Abstract

As recent studies have shown,1 the history of exhibitions expands far beyond a disciplinary perspective of architectural, design, or cultural history. While scholarship on the history of international exhibitions between the 1850s and 1980s in the West is flourishing, the network of agents and institutions that has generated the consolidation of the global communication system still needs to be examined.2 This edited volume, entitled Exhibitions Beyond Boundaries: Transnational Exchanges through Art, Architecture, and Design 1945-1985, edited by Harriet Atkinson, Verity Clarkson, and Sarah A. Lichtman, is a major contribution to a research field that has remained on the margins of mainstream scholarship. In his important foreword, Jonathan M. Woodham highlights this essential book as a disciplinary turn within the historiography of exhibitions. Scholars have long recognized the possibilities and problems which lie in globalizing design history.

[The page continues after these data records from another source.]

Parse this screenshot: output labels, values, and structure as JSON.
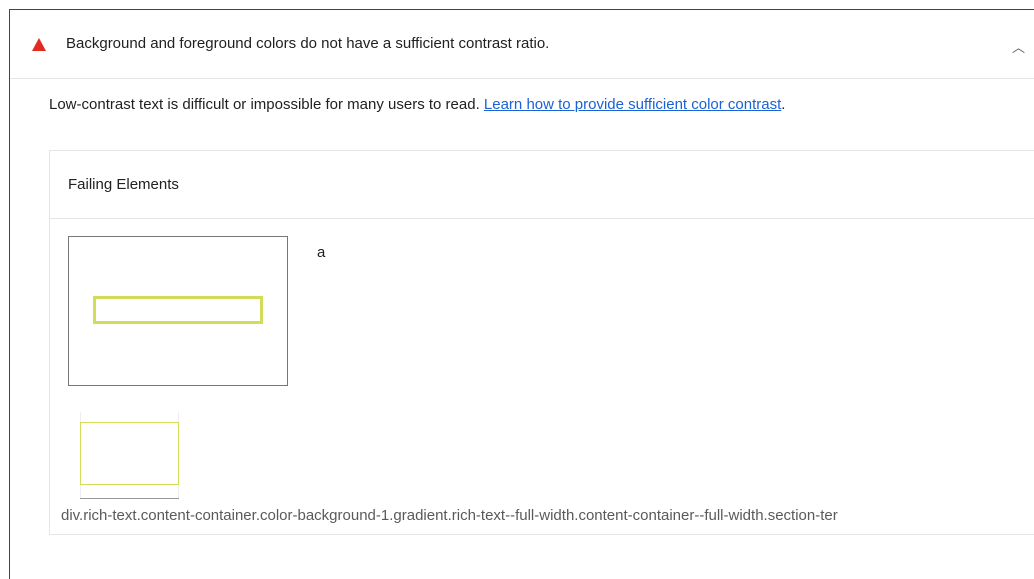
{
  "audit": {
    "title": "Background and foreground colors do not have a sufficient contrast ratio.",
    "status_icon": "fail-triangle-icon",
    "status_color": "#e22b20",
    "expanded_icon": "chevron-up-icon",
    "chevron_glyph": "︿"
  },
  "description": {
    "text": "Low-contrast text is difficult or impossible for many users to read. ",
    "link_text": "Learn how to provide sufficient color contrast",
    "suffix": "."
  },
  "details": {
    "heading": "Failing Elements",
    "items": [
      {
        "snippet": "a",
        "selector": "div.rich-text.content-container.color-background-1.gradient.rich-text--full-width.content-container--full-width.section-ter",
        "highlight_color": "#d1dd59"
      }
    ]
  }
}
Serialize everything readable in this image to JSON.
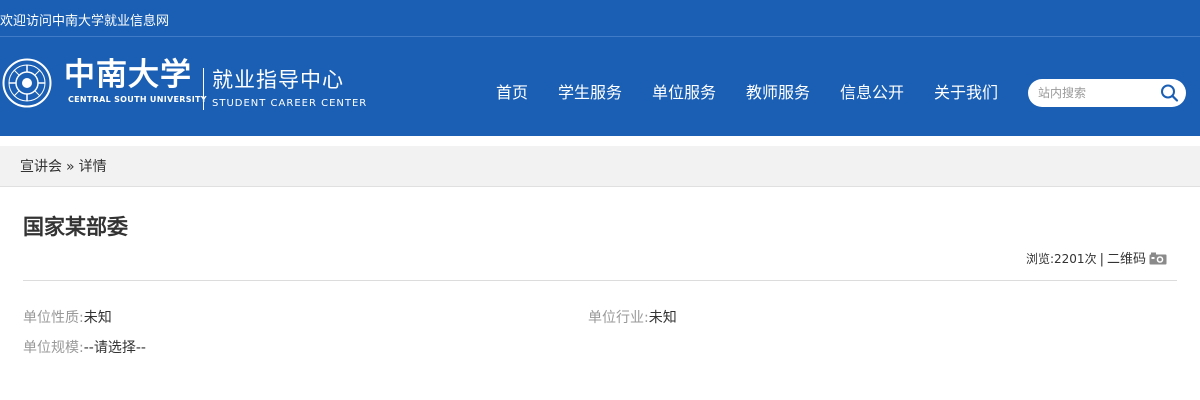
{
  "topbar": {
    "welcome": "欢迎访问中南大学就业信息网"
  },
  "brand": {
    "university_cn": "中南大学",
    "university_en": "CENTRAL SOUTH UNIVERSITY",
    "center_cn": "就业指导中心",
    "center_en": "STUDENT CAREER CENTER",
    "primary_color": "#1a5fb4"
  },
  "nav": {
    "items": [
      {
        "label": "首页"
      },
      {
        "label": "学生服务"
      },
      {
        "label": "单位服务"
      },
      {
        "label": "教师服务"
      },
      {
        "label": "信息公开"
      },
      {
        "label": "关于我们"
      }
    ]
  },
  "search": {
    "placeholder": "站内搜索",
    "value": "",
    "icon": "search-icon"
  },
  "breadcrumb": {
    "section": "宣讲会",
    "separator": "»",
    "current": "详情"
  },
  "article": {
    "title": "国家某部委",
    "views_label": "浏览:",
    "views_count": "2201",
    "views_unit": "次",
    "separator": "|",
    "qrcode_label": "二维码",
    "qrcode_icon": "camera-icon"
  },
  "details": {
    "nature_label": "单位性质:",
    "nature_value": "未知",
    "industry_label": "单位行业:",
    "industry_value": "未知",
    "scale_label": "单位规模:",
    "scale_value": "--请选择--"
  }
}
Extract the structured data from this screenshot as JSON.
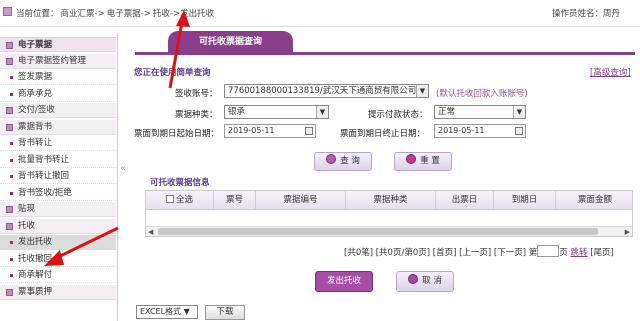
{
  "breadcrumb": {
    "prefix": "当前位置：",
    "items": [
      "商业汇票->",
      "电子票据->",
      "托收->发出托收"
    ]
  },
  "operator": {
    "label": "操作员姓名：",
    "name": "周丹"
  },
  "sidebar": {
    "items": [
      {
        "type": "head",
        "label": "电子票据"
      },
      {
        "type": "sec",
        "label": "电子票据签约管理"
      },
      {
        "type": "sub",
        "label": "签发票据"
      },
      {
        "type": "sub",
        "label": "商承承兑"
      },
      {
        "type": "sec",
        "label": "交付/签收"
      },
      {
        "type": "sec",
        "label": "票据背书"
      },
      {
        "type": "sub",
        "label": "背书转让"
      },
      {
        "type": "sub",
        "label": "批量背书转让"
      },
      {
        "type": "sub",
        "label": "背书转让撤回"
      },
      {
        "type": "sub",
        "label": "背书签收/拒绝"
      },
      {
        "type": "sec",
        "label": "贴现"
      },
      {
        "type": "sec",
        "label": "托收"
      },
      {
        "type": "sub",
        "label": "发出托收",
        "active": true
      },
      {
        "type": "sub",
        "label": "托收撤回"
      },
      {
        "type": "sub",
        "label": "商承解付"
      },
      {
        "type": "sec",
        "label": "票事质押"
      }
    ],
    "collapse_glyph": "«"
  },
  "tab": {
    "label": "可托收票据查询"
  },
  "query": {
    "title": "您正在使用简单查询",
    "advanced_link": "[高级查询]",
    "account_label": "签收账号：",
    "account_value": "77600188000133819/武汉天下通商贸有限公司",
    "default_hint": "(默认托收回款入账账号)",
    "type_label": "票据种类：",
    "type_value": "银承",
    "reminder_label": "提示付款状态：",
    "reminder_value": "正常",
    "start_label": "票面到期日起始日期：",
    "start_value": "2019-05-11",
    "end_label": "票面到期日终止日期：",
    "end_value": "2019-05-11",
    "search_btn": "查 询",
    "reset_btn": "重 置"
  },
  "table": {
    "title": "可托收票据信息",
    "select_all": "全选",
    "columns": [
      "票号",
      "票据编号",
      "票据种类",
      "出票日",
      "到期日",
      "票面金额"
    ]
  },
  "pager": {
    "info": "[共0笔]  [共0页/第0页]  [首页]  [上一页]  [下一页]  第",
    "page_unit": "页",
    "go": "跳转",
    "last": "[尾页]"
  },
  "actions": {
    "submit": "发出托收",
    "cancel": "取 消"
  },
  "export": {
    "format": "EXCEL格式",
    "download": "下载"
  },
  "colors": {
    "accent": "#8a3f8a",
    "arrow": "#e01010"
  }
}
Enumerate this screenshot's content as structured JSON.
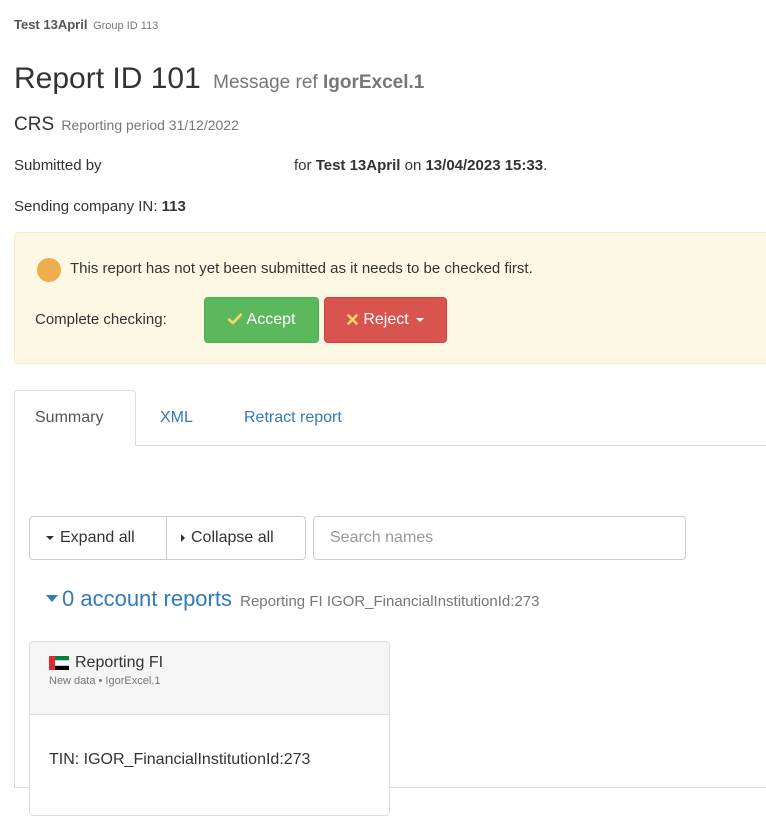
{
  "group": {
    "name": "Test 13April",
    "id_label": "Group ID 113"
  },
  "report": {
    "title": "Report ID 101",
    "message_ref_label": "Message ref",
    "message_ref": "IgorExcel.1",
    "type": "CRS",
    "period_label": "Reporting period 31/12/2022"
  },
  "submission": {
    "submitted_by_label": "Submitted by",
    "for_label": "for",
    "for_value": "Test 13April",
    "on_label": "on",
    "datetime": "13/04/2023 15:33",
    "trailing": "."
  },
  "sending_company": {
    "label": "Sending company IN:",
    "value": "113"
  },
  "alert": {
    "message": "This report has not yet been submitted as it needs to be checked first.",
    "complete_checking_label": "Complete checking:",
    "accept_label": "Accept",
    "reject_label": "Reject"
  },
  "tabs": [
    {
      "label": "Summary",
      "active": true
    },
    {
      "label": "XML",
      "active": false
    },
    {
      "label": "Retract report",
      "active": false
    }
  ],
  "toolbar": {
    "expand_all": "Expand all",
    "collapse_all": "Collapse all",
    "search_placeholder": "Search names"
  },
  "accounts": {
    "heading": "0 account reports",
    "sub": "Reporting FI IGOR_FinancialInstitutionId:273"
  },
  "fi_panel": {
    "title": "Reporting FI",
    "sub": "New data • IgorExcel.1",
    "tin": "TIN: IGOR_FinancialInstitutionId:273"
  },
  "colors": {
    "accept": "#5cb85c",
    "reject": "#d9534f",
    "warning_bg": "#fcf8e3",
    "warning_dot": "#f0ad4e",
    "link": "#337ab7"
  }
}
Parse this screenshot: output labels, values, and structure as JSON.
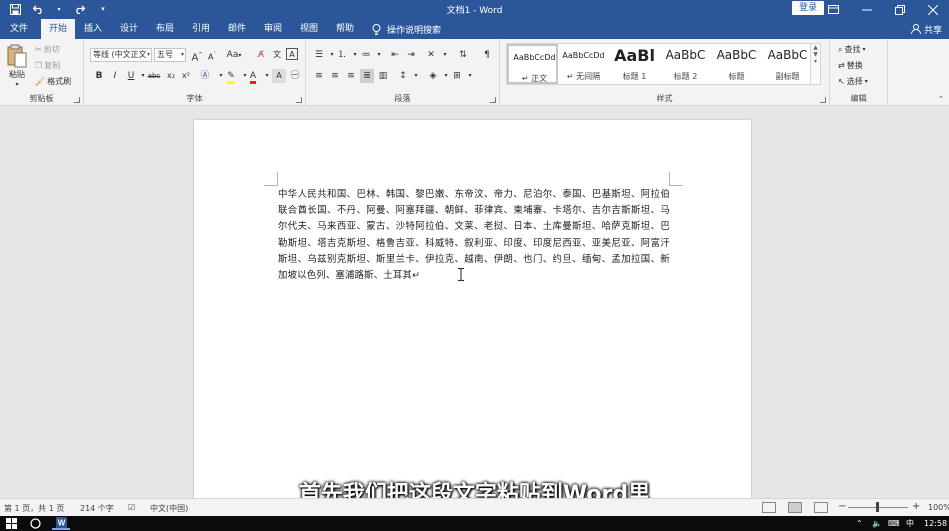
{
  "titlebar": {
    "title": "文档1 - Word",
    "login": "登录",
    "qat_icons": [
      "save-icon",
      "undo-icon",
      "redo-icon",
      "customize-qat-icon"
    ],
    "window_icons": [
      "ribbon-display-icon",
      "minimize-icon",
      "restore-icon",
      "close-icon"
    ]
  },
  "tabs": [
    "文件",
    "开始",
    "插入",
    "设计",
    "布局",
    "引用",
    "邮件",
    "审阅",
    "视图",
    "帮助"
  ],
  "active_tab": "开始",
  "tellme": "操作说明搜索",
  "share": "共享",
  "clipboard": {
    "paste": "粘贴",
    "cut": "剪切",
    "copy": "复制",
    "format_painter": "格式刷",
    "label": "剪贴板"
  },
  "font": {
    "font_name": "等线 (中文正文",
    "font_size": "五号",
    "label": "字体",
    "buttons": {
      "grow": "A",
      "shrink": "A",
      "case": "Aa",
      "bold": "B",
      "italic": "I",
      "underline": "U",
      "strike": "abc",
      "subscript": "x₂",
      "superscript": "x²",
      "font_color": "A"
    }
  },
  "paragraph": {
    "label": "段落"
  },
  "styles": {
    "label": "样式",
    "items": [
      {
        "preview": "AaBbCcDd",
        "name": "正文"
      },
      {
        "preview": "AaBbCcDd",
        "name": "无间隔"
      },
      {
        "preview": "AaBl",
        "name": "标题 1"
      },
      {
        "preview": "AaBbC",
        "name": "标题 2"
      },
      {
        "preview": "AaBbC",
        "name": "标题"
      },
      {
        "preview": "AaBbC",
        "name": "副标题"
      }
    ]
  },
  "editing": {
    "label": "编辑",
    "find": "查找",
    "replace": "替换",
    "select": "选择"
  },
  "document": {
    "text": "中华人民共和国、巴林、韩国、黎巴嫩、东帝汶、帝力、尼泊尔、泰国、巴基斯坦、阿拉伯联合酋长国、不丹、阿曼、阿塞拜疆、朝鲜、菲律宾、柬埔寨、卡塔尔、吉尔吉斯斯坦、马尔代夫、马来西亚、蒙古、沙特阿拉伯、文莱、老挝、日本、土库曼斯坦、哈萨克斯坦、巴勒斯坦、塔吉克斯坦、格鲁吉亚、科威特、叙利亚、印度、印度尼西亚、亚美尼亚、阿富汗斯坦、乌兹别克斯坦、斯里兰卡、伊拉克、越南、伊朗、也门、约旦、缅甸、孟加拉国、新加坡以色列、塞浦路斯、土耳其↵"
  },
  "subtitle": "首先我们把这段文字粘贴到Word里",
  "status": {
    "page": "第 1 页，共 1 页",
    "words": "214 个字",
    "language": "中文(中国)",
    "zoom": "100%"
  },
  "taskbar": {
    "ime": "中",
    "time": "12:58"
  }
}
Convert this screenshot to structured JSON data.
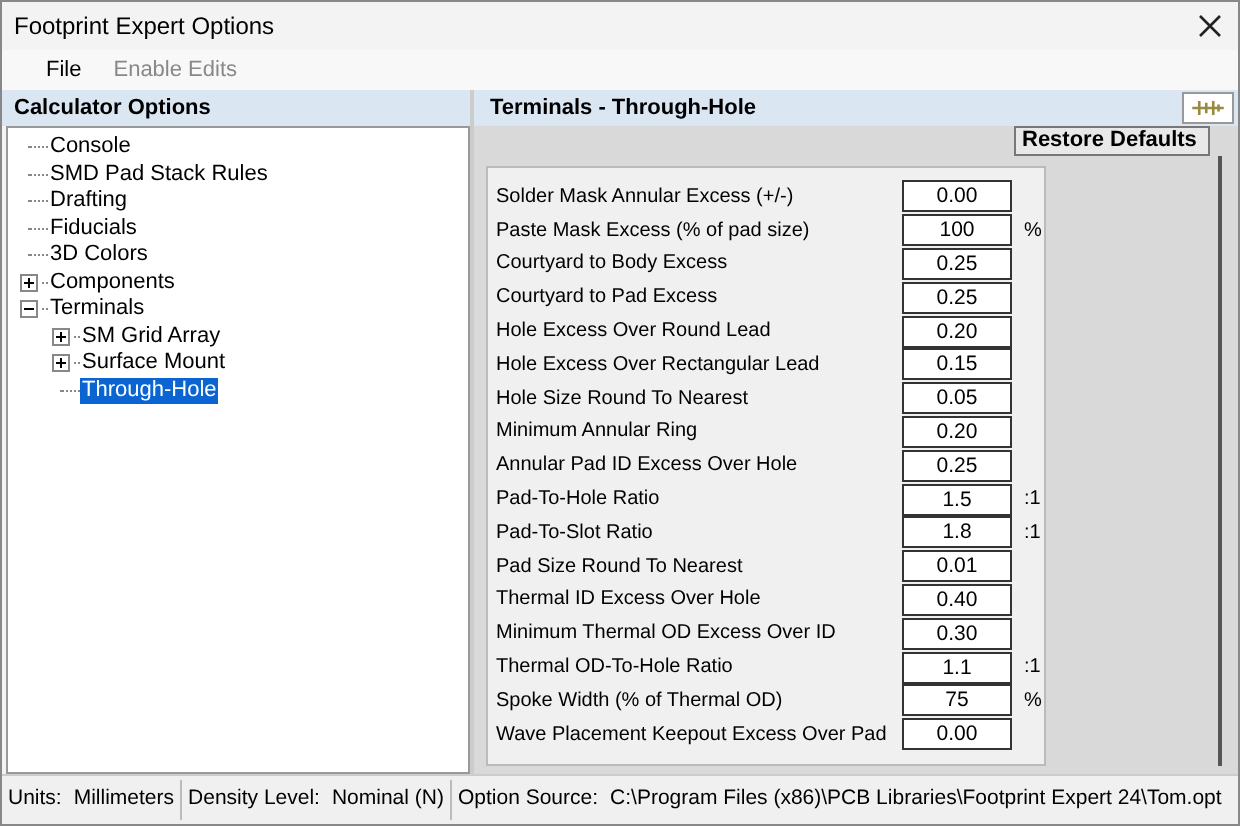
{
  "window": {
    "title": "Footprint Expert Options"
  },
  "menu": [
    {
      "label": "File",
      "disabled": false
    },
    {
      "label": "Enable Edits",
      "disabled": true
    }
  ],
  "sidebar": {
    "title": "Calculator Options",
    "items": [
      {
        "label": "Console",
        "selected": false
      },
      {
        "label": "SMD Pad Stack Rules",
        "selected": false
      },
      {
        "label": "Drafting",
        "selected": false
      },
      {
        "label": "Fiducials",
        "selected": false
      },
      {
        "label": "3D Colors",
        "selected": false
      },
      {
        "label": "Components",
        "selected": false,
        "expanded": false
      },
      {
        "label": "Terminals",
        "selected": false,
        "expanded": true,
        "children": [
          {
            "label": "SM Grid Array",
            "selected": false,
            "expanded": false
          },
          {
            "label": "Surface Mount",
            "selected": false,
            "expanded": false
          },
          {
            "label": "Through-Hole",
            "selected": true
          }
        ]
      }
    ]
  },
  "panel": {
    "title": "Terminals - Through-Hole",
    "restore_button": "Restore Defaults",
    "fields": [
      {
        "label": "Solder Mask Annular Excess (+/-)",
        "value": "0.00"
      },
      {
        "label": "Paste Mask Excess (% of pad size)",
        "value": "100",
        "unit": "%"
      },
      {
        "label": "Courtyard to Body Excess",
        "value": "0.25"
      },
      {
        "label": "Courtyard to Pad Excess",
        "value": "0.25"
      },
      {
        "label": "Hole Excess Over Round Lead",
        "value": "0.20"
      },
      {
        "label": "Hole Excess Over Rectangular Lead",
        "value": "0.15"
      },
      {
        "label": "Hole Size Round To Nearest",
        "value": "0.05"
      },
      {
        "label": "Minimum Annular Ring",
        "value": "0.20"
      },
      {
        "label": "Annular Pad ID Excess Over Hole",
        "value": "0.25"
      },
      {
        "label": "Pad-To-Hole Ratio",
        "value": "1.5",
        "unit": ":1"
      },
      {
        "label": "Pad-To-Slot Ratio",
        "value": "1.8",
        "unit": ":1"
      },
      {
        "label": "Pad Size Round To Nearest",
        "value": "0.01"
      },
      {
        "label": "Thermal ID Excess Over Hole",
        "value": "0.40"
      },
      {
        "label": "Minimum Thermal OD Excess Over ID",
        "value": "0.30"
      },
      {
        "label": "Thermal OD-To-Hole Ratio",
        "value": "1.1",
        "unit": ":1"
      },
      {
        "label": "Spoke Width (% of Thermal OD)",
        "value": "75",
        "unit": "%"
      },
      {
        "label": "Wave Placement Keepout Excess Over Pad",
        "value": "0.00"
      }
    ]
  },
  "status_bar": [
    {
      "label": "Units:",
      "value": "Millimeters"
    },
    {
      "label": "Density Level:",
      "value": "Nominal (N)"
    },
    {
      "label": "Option Source:",
      "value": "C:\\Program Files (x86)\\PCB Libraries\\Footprint Expert 24\\Tom.opt"
    }
  ]
}
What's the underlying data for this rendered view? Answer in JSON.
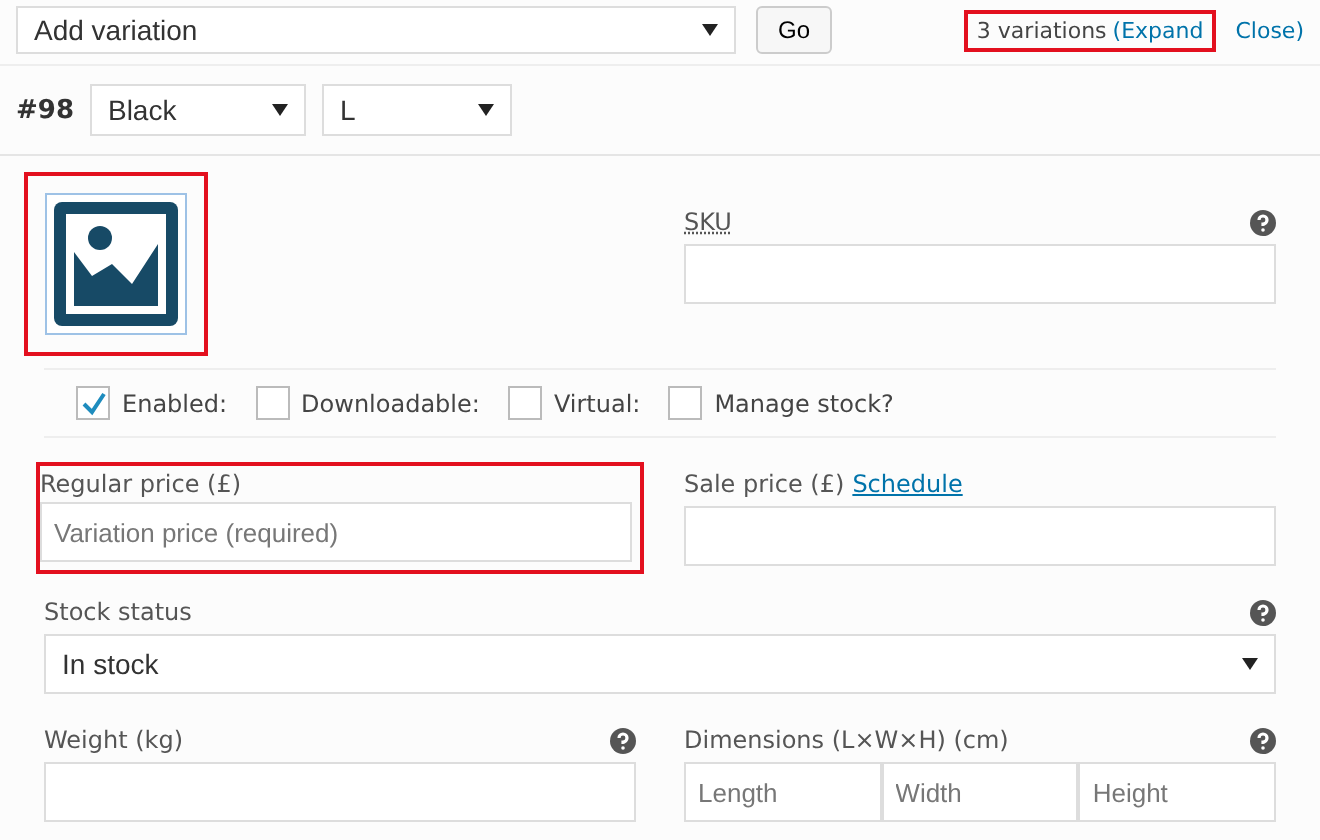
{
  "toolbar": {
    "add_select": "Add variation",
    "go_button": "Go",
    "summary": {
      "count": "3 variations",
      "expand": "(Expand",
      "close": "Close)",
      "highlighted": true
    }
  },
  "variation": {
    "number": "#98",
    "attributes": [
      {
        "value": "Black"
      },
      {
        "value": "L"
      }
    ]
  },
  "image": {
    "highlighted": true
  },
  "sku": {
    "label": "SKU"
  },
  "options": [
    {
      "label": "Enabled:",
      "checked": true
    },
    {
      "label": "Downloadable:",
      "checked": false
    },
    {
      "label": "Virtual:",
      "checked": false
    },
    {
      "label": "Manage stock?",
      "checked": false
    }
  ],
  "regular_price": {
    "label": "Regular price (£)",
    "placeholder": "Variation price (required)",
    "highlighted": true
  },
  "sale_price": {
    "label": "Sale price (£)",
    "link": "Schedule"
  },
  "stock_status": {
    "label": "Stock status",
    "value": "In stock"
  },
  "weight": {
    "label": "Weight (kg)"
  },
  "dimensions": {
    "label": "Dimensions (L×W×H) (cm)",
    "placeholders": [
      "Length",
      "Width",
      "Height"
    ]
  }
}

Almost two decades ago, Christopher Bailey argued that ‘the need to develop a genuinely global field of enquiry has moved beyond being a challenge to becoming a duty’.3 Daniel Huppatz continues this trend, proposing design historians both ‘globalize history and historicize globalization,’ arguing that ‘there needs to be an understanding of the multi-directional nature of global flows - may require developing both new terms and new structures for analysis’.4 Applying the interdisciplinary approaches of design, art, and architectural history, but also social, economic, and political history, as well as cultural studies and curatorial studies, the book focuses on the ‘soft power’ of particular types of persuasion mediatized by exhibitions.